It's Time To Go Wild With Your Comcast Downloads

The only good news to come from the coronavirus—unless you have a crystal ball and have been making a small fortune in the market, /r/wallstreetbets-style—is that Comcast has finally shown that its network can probably handle all the downloading you typically do. In other words, data caps are bullshit.

I don’t want to be too hard on Comcast, though, since it is nice of the company to give everyone 60 free days of limit-free downloads. The company isn’t boosting everyone’s speeds to the max—if only—but it is allowing you to download as much as you want for the next two months.

Were I you, I’d do two things right now: Grab every Steam/Epic Games/Battle.net game you’ve been meaning to put on your computer but didn’t, and set a calendar reminder for May 10 to reduce your habits—as the data cap enforcement should kick back in right around then, and you don’t want to be stuck with a gigantic bill for your carefree downloading.

Comcast is also letting everyone—Comcast subscribers and regular people alike—take advantage of its “xfinitywifi” hotspots around the country for free. Basically, if you’re using one of Comcast’s gateways, odds are good that you’re also blasting out an “xfinitywifi” hotspot for other Comcast users to tap into. It uses your connection as the backbone, but never counts against your data cap.

So, if you see an open “xfinitywifi” hotspot nearby, consider giving it a try if you’re in a pinch. However, know that it could also be someone simply duplicating comcast’s name on their normal, open wireless network, which they could then use in an attempt to scan your network traffic or ascertain your passwords—or, worse, try to take advantage of any security vulnerabilities your device happens to have. If you go this route, all the usual security advice applies. Even in a crisis, don’t let your guard down about free public wifi.

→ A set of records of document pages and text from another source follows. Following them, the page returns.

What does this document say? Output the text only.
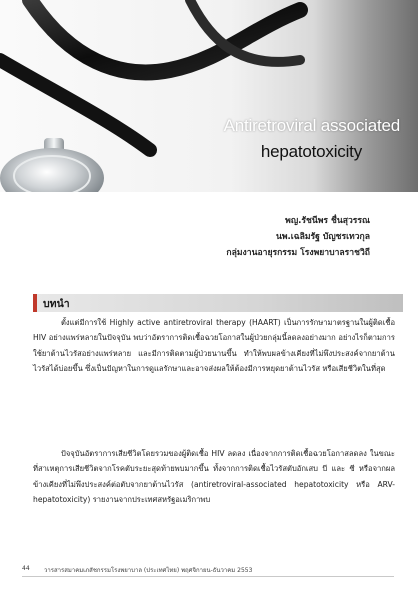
Antiretroviral associated
hepatotoxicity
พญ.รัชนีพร ชื่นสุวรรณ
นพ.เฉลิมรัฐ บัญชรเทวกุล
กลุ่มงานอายุรกรรม โรงพยาบาลราชวิถี
บทนำ

ตั้งแต่มีการใช้ Highly active antiretroviral therapy (HAART) เป็นการรักษามาตรฐานในผู้ติดเชื้อ HIV อย่างแพร่หลายในปัจจุบัน พบว่าอัตราการติดเชื้อฉวยโอกาสในผู้ป่วยกลุ่มนี้ลดลงอย่างมาก อย่างไรก็ตามการใช้ยาต้านไวรัสอย่างแพร่หลาย และมีการติดตามผู้ป่วยนานขึ้น ทำให้พบผลข้างเคียงที่ไม่พึงประสงค์จากยาต้านไวรัสได้บ่อยขึ้น ซึ่งเป็นปัญหาในการดูแลรักษาและอาจส่งผลให้ต้องมีการหยุดยาต้านไวรัส หรือเสียชีวิตในที่สุด

ปัจจุบันอัตราการเสียชีวิตโดยรวมของผู้ติดเชื้อ HIV ลดลง เนื่องจากการติดเชื้อฉวยโอกาสลดลง ในขณะที่สาเหตุการเสียชีวิตจากโรคตับระยะสุดท้ายพบมากขึ้น ทั้งจากการติดเชื้อไวรัสตับอักเสบ บี และ ซี หรือจากผลข้างเคียงที่ไม่พึงประสงค์ต่อตับจากยาต้านไวรัส (antiretroviral-associated hepatotoxicity หรือ ARV-hepatotoxicity) รายงานจากประเทศสหรัฐอเมริกาพบ

44 วารสารสมาคมเภสัชกรรมโรงพยาบาล (ประเทศไทย) พฤศจิกายน-ธันวาคม 2553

If you’re curious whether your Comcast gateway is blasting out its own “xfinitywifi” hotspot, you should be able to access its settings via Comcast’s online portal. There, you’ll see an option to turn on (or off) its built-in wifi public hotspot:

Screenshot: David Murphy

I don’t have any recommendations for this one, other than if it feels like your network is slower than usual lately, perhaps you might want to try switching off the public hotspot. It’s possible that someone else might be leeching your bandwidth, so disable it for a week or so and see if the situation improves at all.